Milano, Pg ricorrerà in Cassazione

Aiutare l'invio di "volontari verso l'Iraq per combattere contro i soldati americani non può essere considerato attività terroristica". E' questa la motivazione del verdetto d'appello , che conferma l'assoluzione emanata dal gup Clementina Forleo nel 2005 nei confronti  del marocchino Mohamed Daki. Una sentenza che non va giù al sostituto pg di Milano Laura Bertolé Viale. Il magistrato, infatti, ricorrerà  in Cassazione.

I giudici della terza Corte d'assise d'appello di Milano hanno quindi assolto da tutte le accuse il marocchino Mohamed Daki, mentre hanno condannato altri due islamici per reati minori, scagionando tutti, però, dall'accusa di terrorismo internazionale (270 bis C.P.). Per l'estensore della sentenza, Rosario Caiazzo (che aveva anche annullato gli ergastoli inflitti in primo grado per la strage della Questura), le azioni terroristiche (gli imputati erano accusati di aver reclutato kamikaze che si immolarono in Iraq) sono da considerarsi tali, in un periodo di guerra, quando sono "atti esclusivamente diretti contro la popolazione civile". E i giudici, presieduti da Santo Belfiore, ritengono che i fatti addebitati a Daki e ai tunisini Ali' Toumi e Maher Bouyahia vanno dal febbraio al marzo del 2003, quando è  "provato" che collaborarono con l'egiziano Merai' e il mullah Fouad "aiutando i volontari musulmani a trasferirsi dall'Europa in Iraq per andare a combattere contro gli americani". In un periodo bellico, per la Corte; e, allora, se "un atto può essere definito terroristico in tempo di pace, anche quando determina solo un pericolo indiretto per la popolazione civile", in una situazione di guerra, per i giudici sono rilevanti solo "gli atti esclusivamente diretti contro la popolazione civile". La guerra, per i giudici, finisce "solo il 30 giugno 2004 (la strage di Nassiriya, non citata nella sentenza è del novembre del 2003), con il primo governo provvisorio iracheno".

Il sostituto pg, però intende passare al contrattacco e sottolinea almeno un errore "in diritto" nelle motivazioni, che erano state anticipate dal Corriere della Sera: quell' "esclusivamente", fa notare, "non rientra nelle nostre norme, né nella Convenzione Onu contro il terrorismo, né nel Protocollo europeo". Ma c'è di più: "Il terrorismo internazionale è un reato 'di pericolo', è punito anche prima che l'azione si verifichi e, pertanto, riguarda tutti: civili e militari". Altro rilievo, questa volta di carattere storico: il presidente degli Stati Uniti George Bush, che la guerra l'ha dichiarata, annunciò che era finita ben prima dell'insediamento del governo provvisorio iracheno.

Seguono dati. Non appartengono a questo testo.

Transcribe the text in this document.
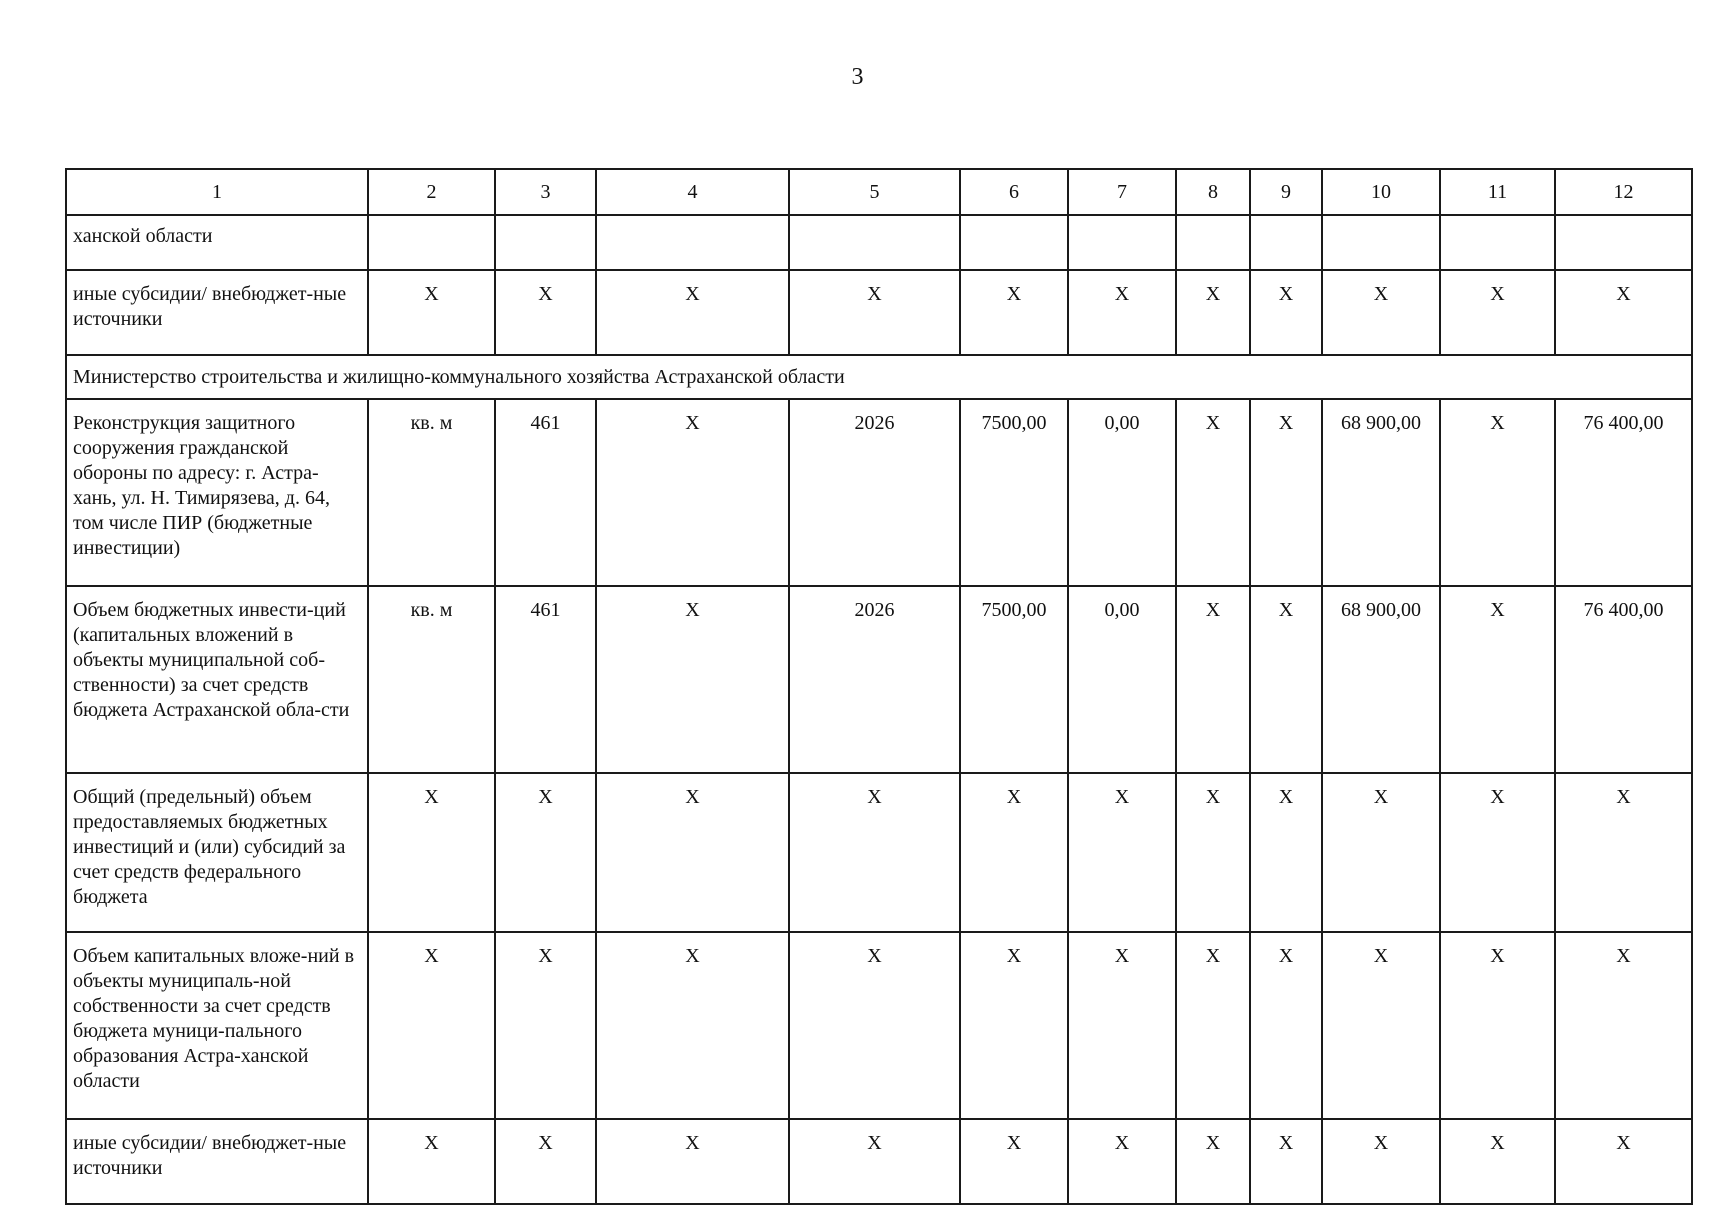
3
1	2	3	4	5	6	7	8	9	10	11	12
ханской области											
иные субсидии/ внебюджет-ные источники	Х	Х	Х	Х	Х	Х	Х	Х	Х	Х	Х
Министерство строительства и жилищно-коммунального хозяйства Астраханской области											
Реконструкция защитного сооружения гражданской обороны по адресу: г. Астра-хань, ул. Н. Тимирязева, д. 64, том числе ПИР (бюджетные инвестиции)	кв. м	461	Х	2026	7500,00	0,00	Х	Х	68 900,00	Х	76 400,00
Объем бюджетных инвести-ций (капитальных вложений в объекты муниципальной соб-ственности) за счет средств бюджета Астраханской обла-сти	кв. м	461	Х	2026	7500,00	0,00	Х	Х	68 900,00	Х	76 400,00
Общий (предельный) объем предоставляемых бюджетных инвестиций и (или) субсидий за счет средств федерального бюджета	Х	Х	Х	Х	Х	Х	Х	Х	Х	Х	Х
Объем капитальных вложе-ний в объекты муниципаль-ной собственности за счет средств бюджета муници-пального образования Астра-ханской области	Х	Х	Х	Х	Х	Х	Х	Х	Х	Х	Х
иные субсидии/ внебюджет-ные источники	Х	Х	Х	Х	Х	Х	Х	Х	Х	Х	Х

La parola, quindi, alla Suprema Corte che dovrà decidere se i tre imputati - che furono assolti dall'accusa di terrorismo internazionale in primo grado dal gup Clementina Forleo, con la sentenza che operò la discussa distinzione tra "terroristi" e "guerriglieri" che fu all'origine di non poche polemiche - siano o meno responsabili di 270 bis, nonostante, per i giudici milanesi, non sia sufficiente a provare le accuse per i singoli "reclutatori" la circostanza che "i volontari dall'Europa venivano inviati in campo di addestramento militare gestiti da Ansar Al Islam" e che questa sia una "vera e propria organizzazione combattente islamica".

Il giudice Forleo, da parte sua, non commenta la decisione dei giudici d'appello che, di fatto, pur in altri termini, conferma e amplia la sua sentenza che fu oggetto di svariati attacchi. "Rimane solo l'amarezza di quei giorni - si limita a dire -. Mi auguro che non accada mai più, e a nessun altro giudice, al di là dell'opinabilità delle sue decisioni".
C'è un'unica discrepanza tra il giudice d'appello Rosario Caiazzo e il gup Clementina Forleo: il primo ha giudicato valida un'intercettazione telefonica che la seconda aveva rifiutato assolvendo così gli imputati.